Image Credit: THE CANADIAN PRESS/Darryl Dyck
March 16, 2016 - 10:30 AM
VICTORIA - As British Columbia struggles to launch a proposed liquefied natural gas industry, a new report suggests the challenges have nothing to do with a lack of supply.
A National Energy Board report released by the province on Wednesday said natural gas resources in northeastern B.C., are trillions of cubic feet higher than initial estimates.
The study focused on the Liard Basin, a huge region of northeastern B.C., Yukon and Northwest Territories.
The report said 848 trillion cubic feet of natural gas lies under B.C.'s portion of the basin, up from the previous estimate of 210 trillion cubic feet.
A release from the Ministry of Natural Gas Development said that pushes the province's total natural gas potential above 3,400 trillion cubic feet.
"British Columbia's resource potential is a competitive advantage over many other parts of the world," said Minister of Natural Gas Development Rich Coleman.
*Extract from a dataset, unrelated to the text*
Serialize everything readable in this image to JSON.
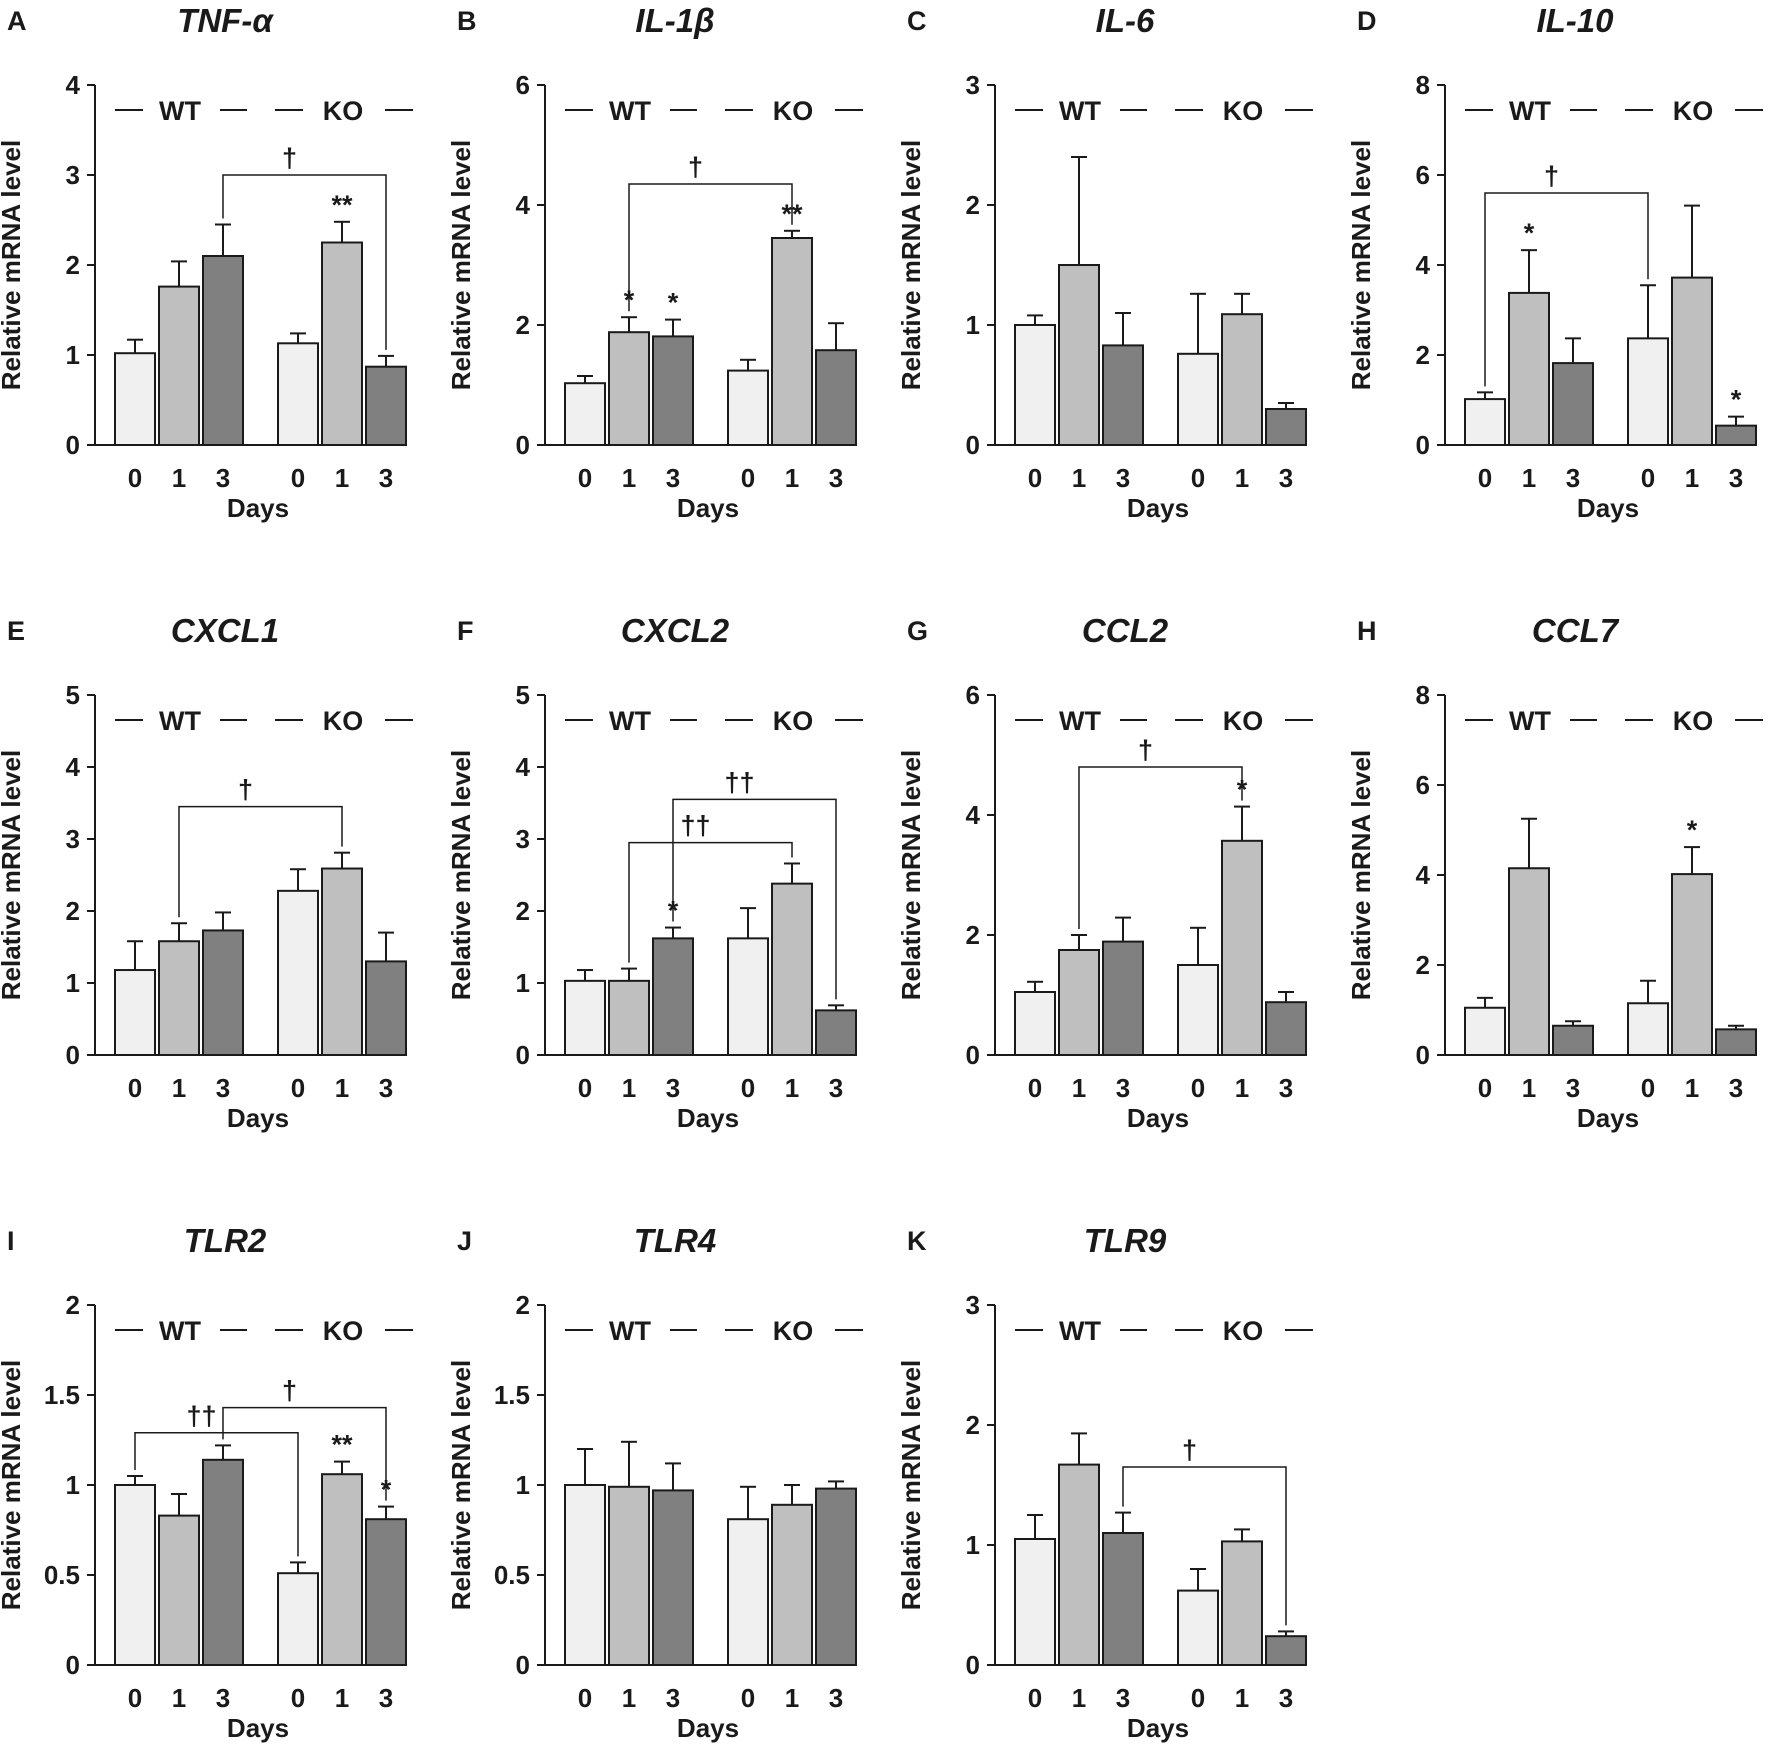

"This report shows our long-term prospects are stronger than before and that the Liard Basin can create economic activity and jobs in our province for a very long time to come," he said in the release.
News of the increased stores came as truckers and other LNG advocates across northern B.C., prepared for simultaneous rallies on Wednesday in Terrace, Fort St. John and Fort Nelson.
Rally organizers hoped the demonstrations would reveal strong support for the Pacific Northwest LNG project.
It remains promising, but faces uncertainty before the completion of an environmental assessment, and consortium leader Petronas works to resolve environmental concerns and other issues with First Nations.
Based on the new NEB report, ministry calculations show that extraction of just 20 per cent of available natural gas will sustain future development and LNG exports in B.C. for the next 160 years.